The long-term viability of this strategy remains highly questionable. Wrapping a broken counting mechanism in layers of expensive compute does not solve the mathematical deficit; it merely taxes the end user to hide it.
The Hard Limits of Pure Pattern Matching
The AI industry is currently riding a wave of immense hype, heavily funded by venture capital, promising that LLMs will soon serve as autonomous software engineers, reliable financial analysts, and trustworthy agents capable of executing complex workflows without human supervision. Yet the "strawberry" incident, and the subsequent data exposing the models' inability to perform basic counting, stands as a massive, undeniable red flag.
When Nanjing University researchers proved that errors strictly correlate with the multiplicity of letters rather than token boundaries, they exposed a fatal flaw in the operating assumption that LLMs can naturally scale into robust reasoning engines simply by adding more parameters. The industry has implicitly admitted, through the release of models like o1, that standard autoregressive LLMs cannot do math or reliable deterministic counting on their own.
This means that relying on LLMs for deterministic code generation, precise financial calculations, or exact data parsing remains inherently risky. The models do not understand the underlying rules of the systems they are manipulating. If you run an equation a thousand times through an LLM, you generate probabilistic, not deterministic, results.
As Brendan McKeag succinctly noted in his analysis of these failures, "That's just not how math works". Mathematical certainty cannot be achieved through statistical approximation, no matter how large the training dataset grows.
While optimistic experts like Andrej Karpathy still hold out hope that someone out there finds a way to delete this stage entirely and move past the BPE tokenization limits altogether, the massive industry transition to models like o1 suggests a very different operational future. The search for a token-free, inherently logical architecture is currently taking a backseat to the brute-force application of Chain of Thought wrappers. The industry is actively opting to burn more electricity, capital, and computing power to make a probabilistic model merely pretend it is deterministic.

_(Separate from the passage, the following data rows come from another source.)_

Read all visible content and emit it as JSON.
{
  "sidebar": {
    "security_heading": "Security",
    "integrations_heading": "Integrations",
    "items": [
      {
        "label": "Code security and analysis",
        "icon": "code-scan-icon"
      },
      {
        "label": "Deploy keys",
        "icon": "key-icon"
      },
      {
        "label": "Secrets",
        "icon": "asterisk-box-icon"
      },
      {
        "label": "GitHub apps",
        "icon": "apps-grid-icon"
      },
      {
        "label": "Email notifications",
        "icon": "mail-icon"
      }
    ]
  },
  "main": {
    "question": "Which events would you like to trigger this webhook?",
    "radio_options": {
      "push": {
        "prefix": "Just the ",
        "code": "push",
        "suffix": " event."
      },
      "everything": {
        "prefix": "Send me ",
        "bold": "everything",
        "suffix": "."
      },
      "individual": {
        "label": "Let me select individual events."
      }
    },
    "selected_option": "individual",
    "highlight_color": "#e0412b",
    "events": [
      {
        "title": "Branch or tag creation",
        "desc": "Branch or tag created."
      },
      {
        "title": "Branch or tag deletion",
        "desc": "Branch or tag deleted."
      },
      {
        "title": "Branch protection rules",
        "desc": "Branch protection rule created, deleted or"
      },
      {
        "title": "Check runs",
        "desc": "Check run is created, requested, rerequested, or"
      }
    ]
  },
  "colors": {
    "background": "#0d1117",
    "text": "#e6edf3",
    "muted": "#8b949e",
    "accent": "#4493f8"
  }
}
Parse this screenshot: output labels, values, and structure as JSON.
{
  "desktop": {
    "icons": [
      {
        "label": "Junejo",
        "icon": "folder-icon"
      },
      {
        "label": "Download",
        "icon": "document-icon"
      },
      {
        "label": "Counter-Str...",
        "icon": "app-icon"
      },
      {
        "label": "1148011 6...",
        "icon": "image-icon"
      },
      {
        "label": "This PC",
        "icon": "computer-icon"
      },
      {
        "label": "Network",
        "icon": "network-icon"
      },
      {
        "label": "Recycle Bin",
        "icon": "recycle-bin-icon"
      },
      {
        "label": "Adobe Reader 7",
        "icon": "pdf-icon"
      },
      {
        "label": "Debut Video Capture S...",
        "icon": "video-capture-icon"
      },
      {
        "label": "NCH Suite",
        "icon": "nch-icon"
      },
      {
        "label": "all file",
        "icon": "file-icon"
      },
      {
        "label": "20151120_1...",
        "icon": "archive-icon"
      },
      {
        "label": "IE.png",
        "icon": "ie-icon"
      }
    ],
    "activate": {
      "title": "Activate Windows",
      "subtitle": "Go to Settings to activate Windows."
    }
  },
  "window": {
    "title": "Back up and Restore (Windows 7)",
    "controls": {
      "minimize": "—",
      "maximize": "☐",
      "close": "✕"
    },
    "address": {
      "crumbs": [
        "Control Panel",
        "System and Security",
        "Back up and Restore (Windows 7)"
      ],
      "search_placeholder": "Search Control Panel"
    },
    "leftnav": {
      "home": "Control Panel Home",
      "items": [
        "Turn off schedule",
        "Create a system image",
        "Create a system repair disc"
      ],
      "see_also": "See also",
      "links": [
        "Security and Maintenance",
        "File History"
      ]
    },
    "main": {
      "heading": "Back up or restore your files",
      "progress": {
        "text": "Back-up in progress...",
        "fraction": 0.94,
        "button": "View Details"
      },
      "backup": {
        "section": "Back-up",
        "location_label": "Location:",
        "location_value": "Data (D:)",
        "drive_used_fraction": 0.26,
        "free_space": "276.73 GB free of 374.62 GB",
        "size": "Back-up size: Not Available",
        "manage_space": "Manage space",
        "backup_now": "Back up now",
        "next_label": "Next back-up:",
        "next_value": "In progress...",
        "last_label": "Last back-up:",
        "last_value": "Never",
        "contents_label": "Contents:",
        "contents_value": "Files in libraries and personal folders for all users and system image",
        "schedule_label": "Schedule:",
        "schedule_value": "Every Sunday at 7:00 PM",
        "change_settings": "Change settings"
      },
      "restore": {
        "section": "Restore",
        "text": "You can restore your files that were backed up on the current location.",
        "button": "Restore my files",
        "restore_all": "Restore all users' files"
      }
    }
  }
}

The Final Verdict: Hitting the Logic Wall
The "strawberry" incident was initially, and easily, dismissed as a quirky artifact of tokenization. But the experimental data tells a more sobering story about the trajectory of generative AI. The widespread failure of LLMs to perform character-level tasks is not simply token blindness; it is a profound, structural inability to perform basic, deterministic mathematical addition.
The empirical evidence from MIT regarding LLMs' inability to do reliable math, combined with the rigorous Nanjing University data demonstrating that counting failures scale strictly with letter multiplicity, overwhelmingly supports the thesis that these models possess a fundamental logic deficit.
By aggressively shifting to computationally expensive, Chain of Thought wrappers like o1 "Strawberry" to mask this exact flaw from users, the AI industry has tacitly admitted that pure text prediction has hit a hard logic wall.
As technology companies continue to push LLMs into high-stakes, deterministic workflows like automated coding and financial analysis, understanding this structural limitation is no longer just an academic exercise in computer science. It is the practical difference between writing functioning, secure software and relying on a very articulate predictive 8-ball. The models are not reasoning; they are just getting better at hiding the fact that they are guessing.